Voici venu le temps des gardes à vue

Nous le savons tous. La France souffre d’une pénurie de gardes à vue et c’est la raison pour laquelle ceux qui nous gouvernent, avec tant de discernement, s’emploient à en faire augmenter le nombre. Toutefois, il ne suffit pas de demander. Il faut faire. C’est pourquoi je veux indiquer à Messieurs Fouché et de la Reynie quelques pistes à faire suivre par leurs sbires.

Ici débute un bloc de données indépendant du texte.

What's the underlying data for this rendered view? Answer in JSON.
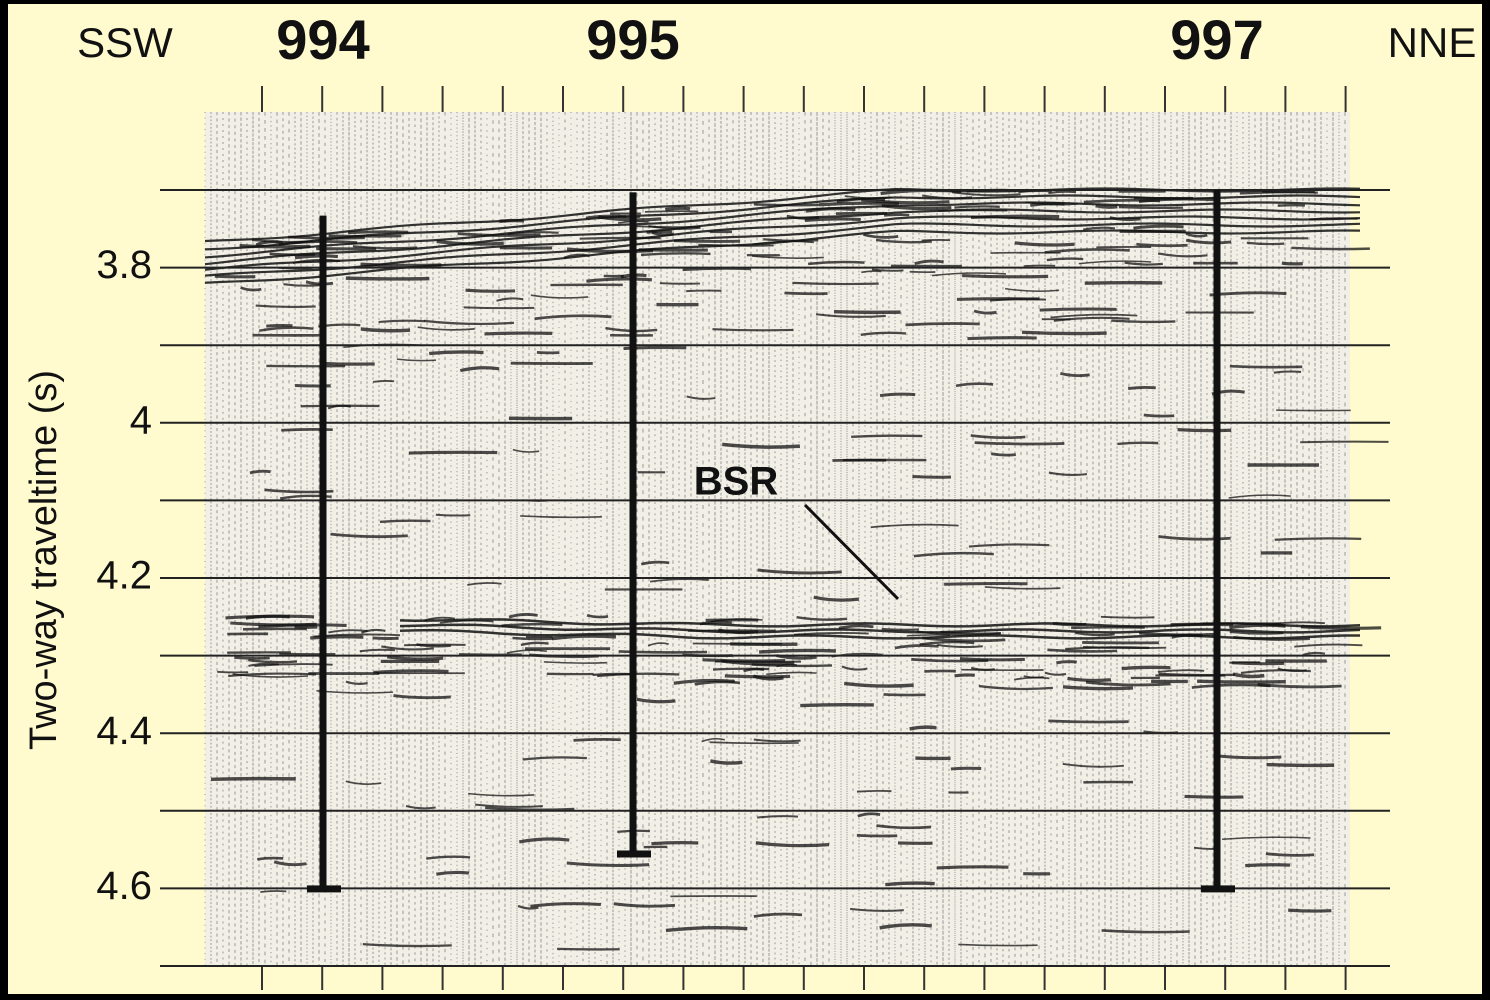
{
  "chart_data": {
    "type": "seismic",
    "left_label": "SSW",
    "right_label": "NNE",
    "ylabel": "Two-way traveltime (s)",
    "ylim": [
      3.7,
      4.7
    ],
    "yticks": [
      3.8,
      4.0,
      4.2,
      4.4,
      4.6
    ],
    "minor_yticks": [
      3.7,
      3.9,
      4.1,
      4.3,
      4.5,
      4.7
    ],
    "grid": true,
    "categories": [
      "994",
      "995",
      "997"
    ],
    "well_tops": [
      3.733,
      3.703,
      3.7
    ],
    "values": [
      4.6,
      4.555,
      4.6
    ],
    "annotation": "BSR",
    "annotation_target": 4.245,
    "well_color": "#111111"
  }
}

Je pense qu’on devrait tout d’abord mettre en garde à vue tous les policiers qui n’en totalisent pas assez. Au fond, on pourrait imaginer un système dans lequel les femmes mettraient les hommes en garde à vue et réciproquement, ce qui donnerait un peu de sel aux fouilles au corps. Mais cette disposition a ses limites, car elle ne permet pas d’atteindre un nombre suffisant, sauf si tout un chacun de la police se trouvait en garde à vue un jour sur trois.
Il va falloir donc étendre les populations concernées. On a récemment pratiqué la chose avec des adolescentes de 14 ans. Il faut donc aller plus bas. Par exemple, il faut appliquer la méthode à tous ces enfants délinquants qui tirent la langue à leurs parents. Pire encore, quand ils la tirent à des inconnus, pire encore si c’est hypocrite. Je suggèrerais qu’on l’étende à tous ces comportements asociaux tels que se tirer les crottes du nez et ronger ses ongles. On trouvera aussi un grand avantage à s’occuper des garçons de maternelle qui regardent sous les robes des filles. Les cochons ! Il y a aussi tous ceux qui font pipi au lit, qui n’aiment pas la soupe ou qui prennent le chien pour un cheval de rodéo. On appréciera aussi le côté thérapeutique de la chose : rien ne vaut une bonne garde à vue quand on trépigne en se roulant par terre en hurlant et en lançant des coups de pied dans tous les sens.
Voilà donc quelques pistes et je compte sur l’inventivité des fonctionnaires concernés pour étendre les applications.
Je voudrais aussi parler de la réussite des gardes à vue, car beaucoup sont infructueuses. Il n’y a pas d’aveu et c’est là tout le drame, car il est évident que la lampe de bureau dans la gueule ne produit plus d’effets depuis qu’on s’y prépare en regardant la télé.
Je suggère donc de revenir à de bonnes pratiques éprouvées.
D’abord, il y a le local. Au lieu de ces confortables cellules où le coupable vit des moments d’exception, on pourrait proposer des cages du style de celle que Louis XI réserva au Cardinal de La Ballue. Dans celles-ci, l’intéressé ne pouvait ni se lever, ni marcher. De plus, la cage était tenue suspendue pour permettre l’évacuation des déjections du grand malfaisant.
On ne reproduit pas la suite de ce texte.